The British colonists in Natal had finally carried out their threat and crossed uThukela River to attack the kwaZulu Kingdom. Mpiyezintombi remembered how Sir Bartle Frere, the British High Commissioner for Southern Africa and therefore a personal representative of the Great White Queen from across the seas, had given King Cetshwayo kaMpande a silly ultimatum even before he, Mpiyezintombi, had escaped from Ondini. He’d known that his king would ignore it, but he didn’t believe the English would be so foolish as to invade his people.
The Red Coats, led by Lieutenant General Lord Chelmsford, marched into the Kingdom of amaZulu, creating havoc in their path, particularly on crops and livestock. Women and children took to the hills, and all menfolk, except
for the very old and sickly, took their places in their various regiments.
The ever-so-liberal Cape Argus, reporting on this invasion, wrote of a speech recalled by those present, where Cetshwayo addressed his soldiers and said in a plaintive voice, ‘I have not gone over the seas to look for the White man, yet they have come into my country and I would not be surprised if they took away our wives and cattle and crops and land. I have nothing against the White man and I cannot tell why they came to me. What shall I do?’
When Mpiyezintombi read these words, he sighed deeply and a single tear dropped down his cheek. At the mention of the women who would be taken away as if they were part of the cattle and land, his mind darted to Nomalanga. She would never allow herself to be taken, he assured himself. Yet he wondered where she could be. She had been one of the isigodlo girls who had been armed with muskets and were acting as the king’s personal bodyguards. Could Cetshwayo have sent them into battle? He remembered her as a very feisty woman. She would fight to the death if any British soldier tried to abduct her.

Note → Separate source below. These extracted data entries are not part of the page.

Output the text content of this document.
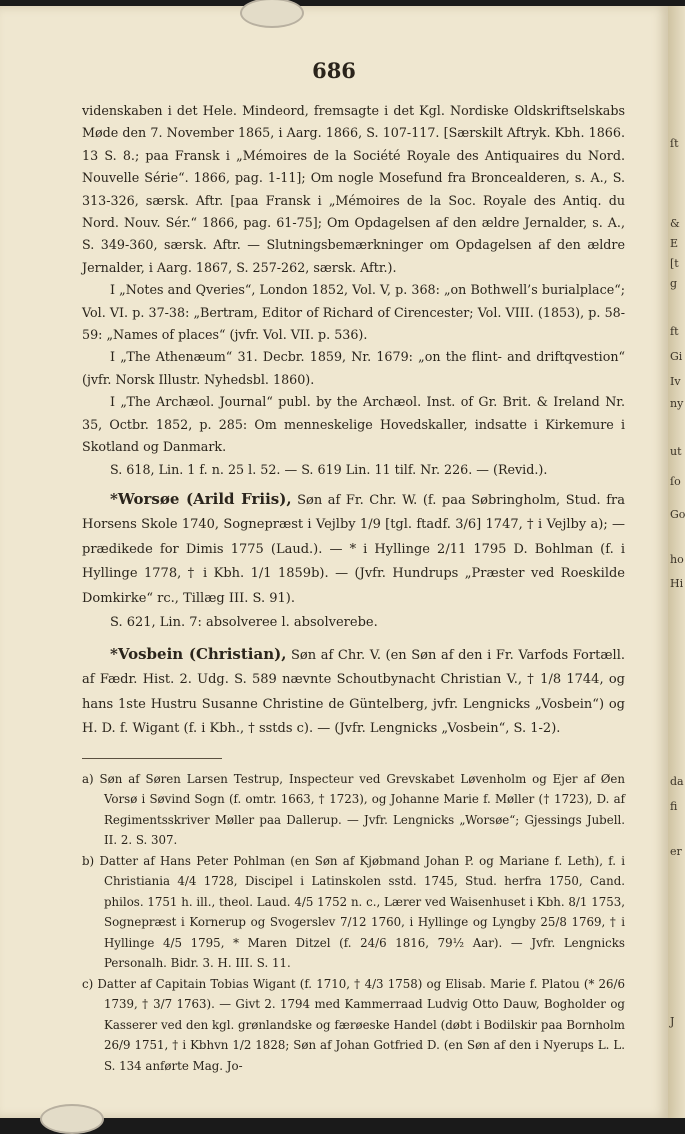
686

videnskaben i det Hele. Mindeord, fremsagte i det Kgl. Nordiske Oldskriftselskabs Møde den 7. November 1865, i Aarg. 1866, S. 107-117. [Særskilt Aftryk. Kbh. 1866. 13 S. 8.; paa Fransk i „Mémoires de la Société Royale des Antiquaires du Nord. Nouvelle Série“. 1866, pag. 1-11]; Om nogle Mosefund fra Broncealderen, s. A., S. 313-326, særsk. Aftr. [paa Fransk i „Mémoires de la Soc. Royale des Antiq. du Nord. Nouv. Sér.“ 1866, pag. 61-75]; Om Opdagelsen af den ældre Jernalder, s. A., S. 349-360, særsk. Aftr. — Slutningsbemærkninger om Opdagelsen af den ældre Jernalder, i Aarg. 1867, S. 257-262, særsk. Aftr.).

I „Notes and Qveries“, London 1852, Vol. V, p. 368: „on Bothwell’s burialplace“; Vol. VI. p. 37-38: „Bertram, Editor of Richard of Cirencester; Vol. VIII. (1853), p. 58-59: „Names of places“ (jvfr. Vol. VII. p. 536).

I „The Athenæum“ 31. Decbr. 1859, Nr. 1679: „on the flint- and driftqvestion“ (jvfr. Norsk Illustr. Nyhedsbl. 1860).

I „The Archæol. Journal“ publ. by the Archæol. Inst. of Gr. Brit. & Ireland Nr. 35, Octbr. 1852, p. 285: Om menneskelige Hovedskaller, indsatte i Kirkemure i Skotland og Danmark.

S. 618, Lin. 1 f. n. 25 l. 52. — S. 619 Lin. 11 tilf. Nr. 226. — (Revid.).

*Worsøe (Arild Friis), Søn af Fr. Chr. W. (f. paa Søbringholm, Stud. fra Horsens Skole 1740, Sognepræst i Vejlby 1/9 [tgl. ftadf. 3/6] 1747, † i Vejlby a); — prædikede for Dimis 1775 (Laud.). — * i Hyllinge 2/11 1795 D. Bohlman (f. i Hyllinge 1778, † i Kbh. 1/1 1859b). — (Jvfr. Hundrups „Præster ved Roeskilde Domkirke“ rc., Tillæg III. S. 91).

S. 621, Lin. 7: absolveree l. absolverebe.

*Vosbein (Christian), Søn af Chr. V. (en Søn af den i Fr. Varfods Fortæll. af Fædr. Hist. 2. Udg. S. 589 nævnte Schoutbynacht Christian V., † 1/8 1744, og hans 1ste Hustru Susanne Christine de Güntelberg, jvfr. Lengnicks „Vosbein“) og H. D. f. Wigant (f. i Kbh., † sstds c). — (Jvfr. Lengnicks „Vosbein“, S. 1-2).

a) Søn af Søren Larsen Testrup, Inspecteur ved Grevskabet Løvenholm og Ejer af Øen Vorsø i Søvind Sogn (f. omtr. 1663, † 1723), og Johanne Marie f. Møller († 1723), D. af Regimentsskriver Møller paa Dallerup. — Jvfr. Lengnicks „Worsøe“; Gjessings Jubell. II. 2. S. 307.

b) Datter af Hans Peter Pohlman (en Søn af Kjøbmand Johan P. og Mariane f. Leth), f. i Christiania 4/4 1728, Discipel i Latinskolen sstd. 1745, Stud. herfra 1750, Cand. philos. 1751 h. ill., theol. Laud. 4/5 1752 n. c., Lærer ved Waisenhuset i Kbh. 8/1 1753, Sognepræst i Kornerup og Svogerslev 7/12 1760, i Hyllinge og Lyngby 25/8 1769, † i Hyllinge 4/5 1795, * Maren Ditzel (f. 24/6 1816, 79½ Aar). — Jvfr. Lengnicks Personalh. Bidr. 3. H. III. S. 11.

c) Datter af Capitain Tobias Wigant (f. 1710, † 4/3 1758) og Elisab. Marie f. Platou (* 26/6 1739, † 3/7 1763). — Givt 2. 1794 med Kammerraad Ludvig Otto Dauw, Bogholder og Kasserer ved den kgl. grønlandske og færøeske Handel (døbt i Bodilskir paa Bornholm 26/9 1751, † i Kbhvn 1/2 1828; Søn af Johan Gotfried D. (en Søn af den i Nyerups L. L. S. 134 anførte Mag. Jo-

ſt
&
E
[t
g
ft
Gi
Iv
ny
ut
ſo
Go
ho
Hi
da
fi
er
J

On the eleventh day, on 22 January 1879, the Red Coats faced Cetshwayo’s troops. The amaZulu military formations were under the supreme command of a general of whom Mpiyezintombi was in awe, Ntshingwayo kaMahole Khoza – one of the men who had mentored him through the ranks.
Mpiyezintombi knew that he would have led one of the regiments if he had been there. Indeed, a mate of his, a man who served under him once, Mavumengwana kaNdlela, was basking in the glory of having led the regiment that administered the lethal blow to Chelmsford’s well-resourced army.

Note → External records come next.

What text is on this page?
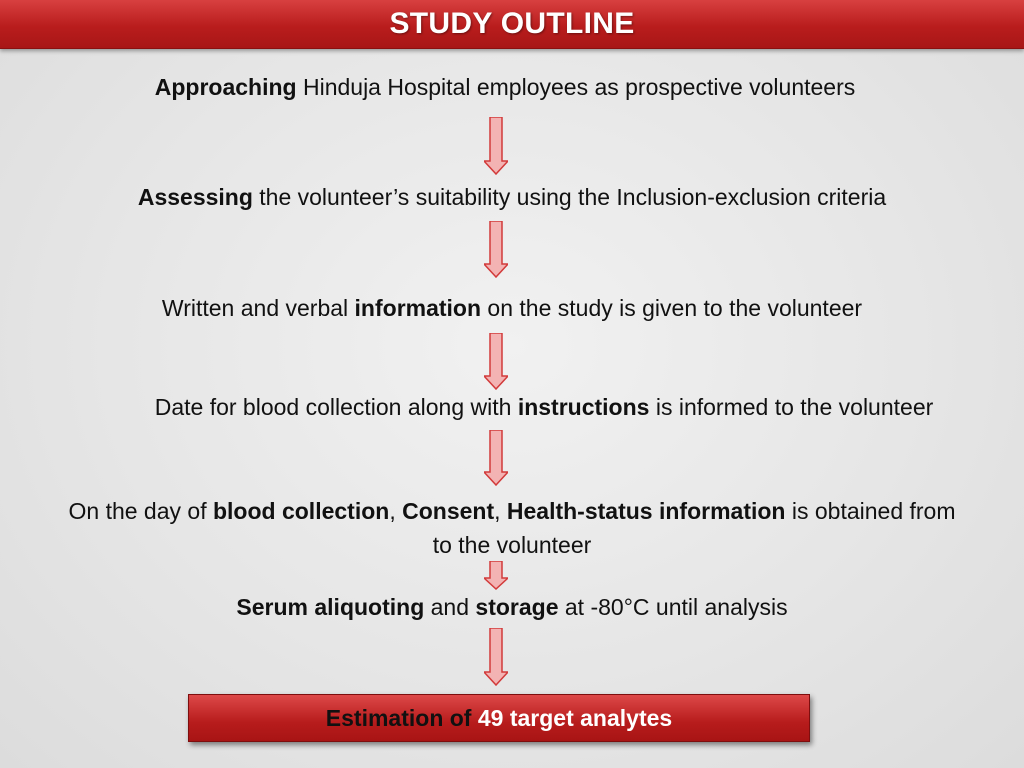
STUDY OUTLINE
Approaching Hinduja Hospital employees as prospective volunteers
Assessing the volunteer’s suitability using the Inclusion-exclusion criteria
Written and verbal information on the study is given to the volunteer
Date for blood collection along with instructions is informed to the volunteer
On the day of blood collection, Consent, Health-status information is obtained from
to the volunteer
Serum aliquoting and storage at -80°C until analysis
Estimation of 49 target analytes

The British Empire fell to its knees that day at the Battle of Isandlwana. A force of twenty thousand soldiers armed only with cowhide shields, short assegais and a few muskets, destroyed columns of one thousand and eight hundred Red Coats armed with the latest in military technology – Martini-Henry breech-loaders, field guns and Hale rocket batteries. More than one thousand and three hundred Red Coats were killed that day, and the rest were put to flight.